The above argument shows the inadequacy of the first-order approximation to characterize the MD of SDM fibers for medium-to-long-reach transmission, where modes undergo strong coupling, and at the same time clarifies that a correct approach to designing the MIMO-DSP receiver must rely on the knowledge of the IIR duration. Strategies to reduce the receiver complexity include pursuing the reduction of the fiber MD through fiber design optimization. This approach means studying the dependence of the MD coefficient \(\kappa\) on the fiber characteristics (core number/geometry and/or refractive index profile), as well as on the statistics of the fiber perturbations. This is a rather challenging task and only a limited number of preliminary investigations are available in the literature [10.80, 10.85, 10.94].

5.2 Stokes-Space Analysis of Mode-Dependent Loss and its Impact on Information Capacity

Mode-dependent loss is a nonunitary propagation effect and as such it is responsible for impairing the capacity of SDM systems [10.101, 10.102, 10.103, 10.104, 10.55]. The Stokes-space formalism has proven to be a convenient tool for the modeling of MDL and its impact on system performance. If we denote by \(S\) the average transmit power per mode and by \(\mathbf{Q}\) the coherency matrix of the propagated amplification noise, the channel spectral efficiency in the absence of channel state information can be expressed as

$$\displaystyle C=\log_{2}\left[\det\left(\mathbf{I}+S\mathbf{Q}^{-1/2}\mathbf{U}\mathbf{U}^{\dagger}\mathbf{Q}^{-1/2}\right)\right].$$
(10.88)

The matrix \(\mathbf{U}\mathbf{U}^{\dagger}\) (which, in the absence of MDL, would equal the identity matrix) is Hermitian and can be expressed in terms of the generalized Pauli matrices,

$$\displaystyle\mathbf{U}\mathbf{U}^{\dagger}=\gamma_{0}\left(\mathbf{I}+\boldsymbol{\Gamma}\cdot\boldsymbol{\Lambda}\right),$$
(10.89)

where \(\gamma_{0}\) is the mode-averaged gain and the Stokes vector \(\boldsymbol{\Gamma}\) is the MDL vector that generalizes the familiar PDL vector used in the single-mode fiber case. In the regime of strong mode coupling and large signal-to-noise ratio (), the average spectral efficiency reduction per mode induced by MDL has been shown to be [10.103, 10.104]

$$\displaystyle\frac{C_{0}-\langle C\rangle}{2N}=\frac{\langle\Gamma^{2}\rangle}{3\ln(2)}\;,$$
(10.90)

where \(C_{0}\) is the spectral efficiency of a perfect link, where the received SNR equals the ratio between the mode-averaged signal and the noise powers.

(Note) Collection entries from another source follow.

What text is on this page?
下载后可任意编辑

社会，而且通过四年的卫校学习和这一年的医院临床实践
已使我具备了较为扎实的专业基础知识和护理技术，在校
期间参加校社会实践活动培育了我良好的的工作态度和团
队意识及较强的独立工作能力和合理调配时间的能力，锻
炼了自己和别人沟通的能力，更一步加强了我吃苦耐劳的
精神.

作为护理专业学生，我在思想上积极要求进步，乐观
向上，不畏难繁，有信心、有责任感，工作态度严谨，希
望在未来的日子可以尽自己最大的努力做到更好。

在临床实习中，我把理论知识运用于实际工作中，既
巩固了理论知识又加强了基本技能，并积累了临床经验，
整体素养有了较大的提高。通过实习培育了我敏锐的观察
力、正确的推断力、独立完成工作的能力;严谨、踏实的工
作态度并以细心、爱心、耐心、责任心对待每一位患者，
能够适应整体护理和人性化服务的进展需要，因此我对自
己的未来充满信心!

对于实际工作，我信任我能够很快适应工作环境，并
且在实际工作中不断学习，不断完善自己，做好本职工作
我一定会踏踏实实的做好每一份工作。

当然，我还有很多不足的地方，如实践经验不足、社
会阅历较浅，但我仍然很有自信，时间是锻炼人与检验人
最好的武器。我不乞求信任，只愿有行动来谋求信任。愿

The accuracy of (10.90) is excellent for SNR values larger than \({\mathrm{10}}\,{\mathrm{dB}}\) [10.104]. A simple method for measuring \(\langle\Gamma^{2}\rangle\) is presented in [10.103].

A quantity which is often used as a figure of merit in the analysis of MDL is the power ratio between the least and the most attenuated hyperpolarization states, which is given by

$$\displaystyle\rho_{\mathrm{dB}}=10\log_{10}\left(\frac{1+\lambda_{\max}}{1+\lambda_{\min}}\right),$$
(10.91)

where \(\lambda_{\max}\) and \(\lambda_{\min}\) denote the largest and smallest eigenvalues of \(\boldsymbol{\Gamma}\cdot\boldsymbol{\Lambda}\) (note that the corresponding loss/"​"​gain values that are measured in experiments are \(\gamma_{0}(1+\lambda_{\max})\) and \(\gamma_{0}(1+\lambda_{\min})\), respectively). Interestingly, in the regime of small-to-moderate MDL the mean-square length of the MDL vector is related to this quantity by the following simple relation,

$$\displaystyle\langle\rho_{\mathrm{dB}}^{2}\rangle=\frac{10^{2}}{\ln^{2}(10)}f(N)\langle\Gamma^{2}\rangle$$
(10.92)

with

$$\displaystyle f(N)=4\frac{(N-1)^{2}+24.7(N-1)+16.14}{0.2532(N-1)^{2}+7.401(N-1)+16.14}\;.$$
(10.93)

This connects the average MDL-induced spectral efficiency reduction per mode caused by MDL (10.90) with the mean-square MDL expressed in logarithmic units,

$$\displaystyle\frac{C_{0}-\langle C\rangle}{2N}=\frac{\ln^{2}(10)}{300\ln(2)f(N)}\langle\rho_{\mathrm{dB}}^{2}\rangle\;.$$
(10.94)

This expression does not depend on the specific way in which the in-line amplifiers are operated, as discussed in [10.104].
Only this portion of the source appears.